Otoma: A major natural conservation in Yemen [Archives:2006/972/Last Page]

August 14 2006

By:Ismael Al-Ghaberi
One of Yemen's most diverse regions lies only a few hours south of Sana'a. Otoma natural conservation is approximately 50 kilometers west of Dhamar, situated within the western parts of Dhamar governorate's central mountainous area.

In 1999, Otoma district was confirmed as Yemen's main natural conservation due to the area's diverse environmental systems and rich natural resources. Its diversity mainly is due to altitudes ranging between 920 and 2,700 meters above sea level, which creates distinct climates. The weather is cold in winter, moderate in spring and at the beginning of summer and generally warm in summer, especially in the valley areas. Average annual rainfall is quite high, at up to 800 millimeters in spring and summer.

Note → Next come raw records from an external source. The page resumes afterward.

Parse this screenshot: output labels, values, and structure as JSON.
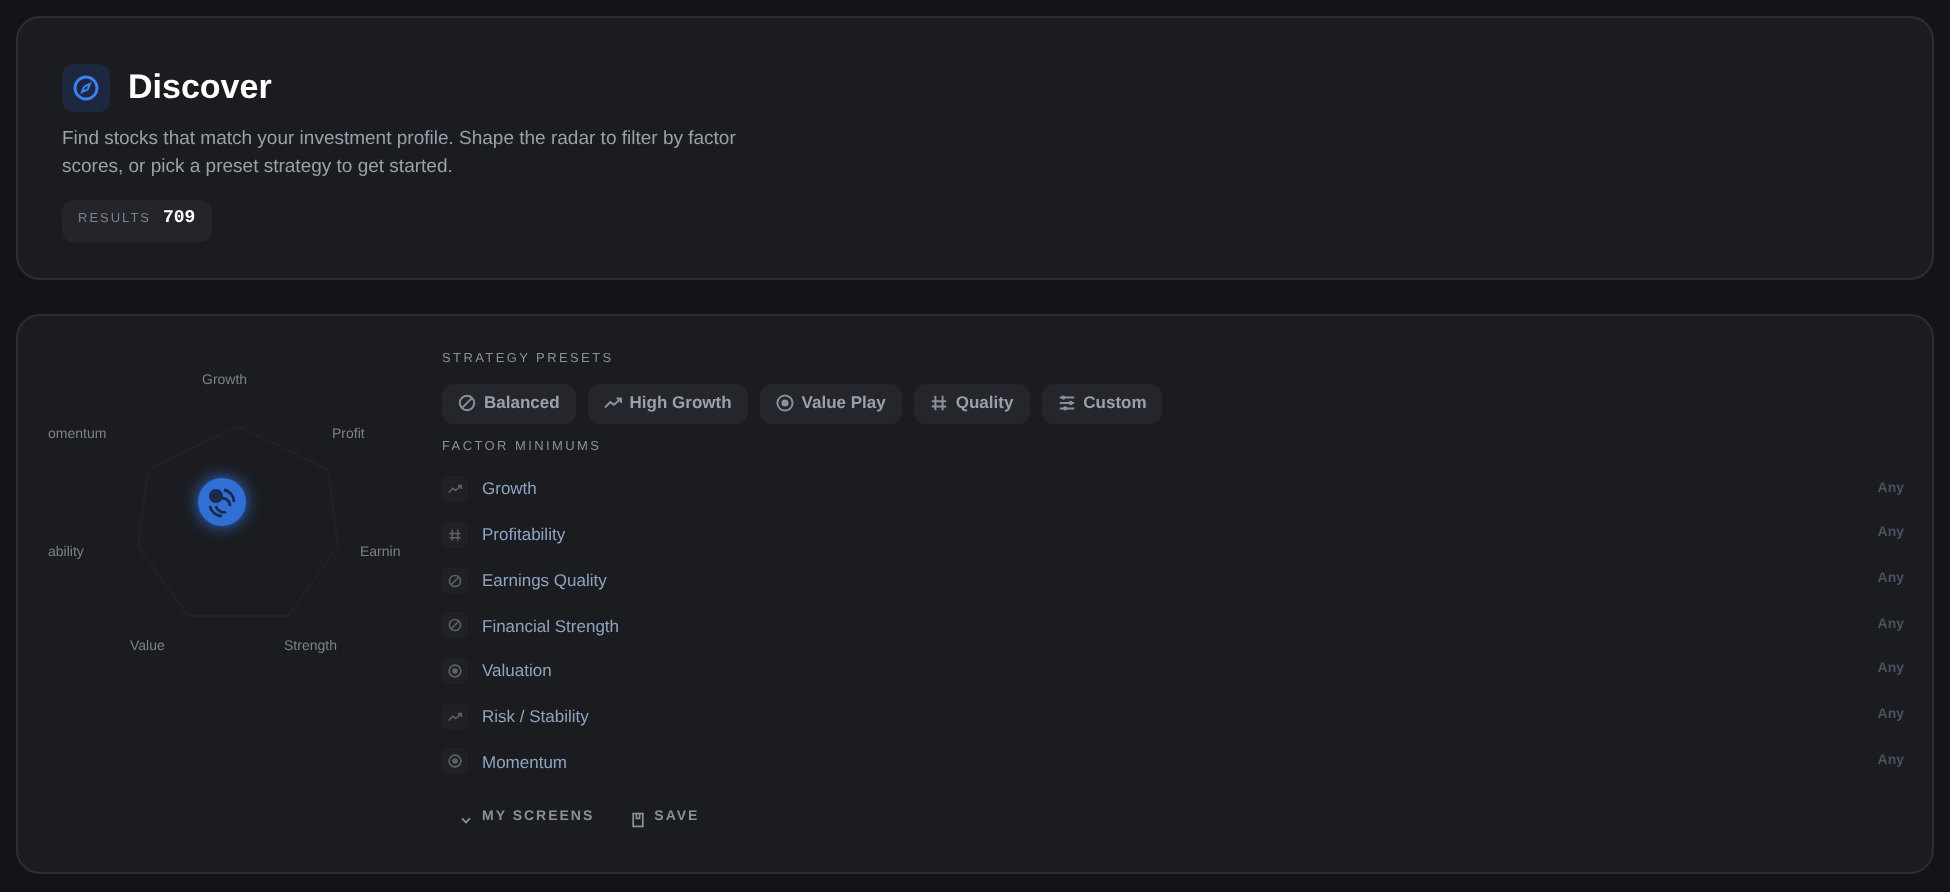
{
  "header": {
    "title": "Discover",
    "description": "Find stocks that match your investment profile. Shape the radar to filter by factor scores, or pick a preset strategy to get started.",
    "results_label": "RESULTS",
    "results_count": "709"
  },
  "radar": {
    "labels": [
      "Growth",
      "Profit",
      "Earnin",
      "Strength",
      "Value",
      "ability",
      "omentum"
    ]
  },
  "presets_heading": "STRATEGY PRESETS",
  "presets": [
    {
      "label": "Balanced"
    },
    {
      "label": "High Growth"
    },
    {
      "label": "Value Play"
    },
    {
      "label": "Quality"
    },
    {
      "label": "Custom"
    }
  ],
  "factors_heading": "FACTOR MINIMUMS",
  "factors": [
    {
      "name": "Growth",
      "value": "Any"
    },
    {
      "name": "Profitability",
      "value": "Any"
    },
    {
      "name": "Earnings Quality",
      "value": "Any"
    },
    {
      "name": "Financial Strength",
      "value": "Any"
    },
    {
      "name": "Valuation",
      "value": "Any"
    },
    {
      "name": "Risk / Stability",
      "value": "Any"
    },
    {
      "name": "Momentum",
      "value": "Any"
    }
  ],
  "footer_buttons": [
    {
      "label": "MY SCREENS"
    },
    {
      "label": "SAVE"
    }
  ]
}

The five sub-districts of Samah, Himyar, Sahal, Bani Bahar and Razeh form an approximately 460 square kilometer area, linking volcanic mountain ranges and rocky hills, interrupted by several deep valleys rich in waterfalls.

With all of its natural resources and biodiversity, the area has remained intact over the ages, despite the fact that population activities such as agriculture and grazing have in some way or another developed and expanded as a result of available water resources and climatic diversity.

According to a 2001 UNDP report, Otoma district has its own specific environmental features. The preliminary study confirmed 70 types of mammals and one-third of the large animals found in Yemen. At least 10 mammals have been discovered in Otoma conservation alone.

Likewise, is the case with the area's birds, as seen in a survey conducted by the Bird Protection International Organization. There are 48 birds recorded to be living in Yemen and 10 types inhabit Otoma.

Flora also is exhibited within this diversity, with 800 plant types – 16 are in danger and six are threatened with disappearing on a global level. Major crops harvested in summer are durra (sorghum) and Indian corn, besides the spread of planting grasses, fruits and vegetables.

Otoma conservation is famous for year-round breathtaking views of its evergreen lands, consisting of grazing fields, forests and woodlands, in which various trees, medicinal plants and rarely-found fragrant plants grow.

Such vegetative diversification creates biological importance for Otoma and its diverse wildlife contributes as well, with area sightings of hyenas, foxes, wolves and spotted Arab tigers, as well as smaller rabbits, hedgehogs and reptiles. The area's domestic animal life also is very rich, as residents breed cows, sheep, goats, donkeys, chickens and other animals.

There is an importance for Yemen to protect Otoma and exert all efforts to safeguard its diverse biological life and protect its plants, animals and natural attractions.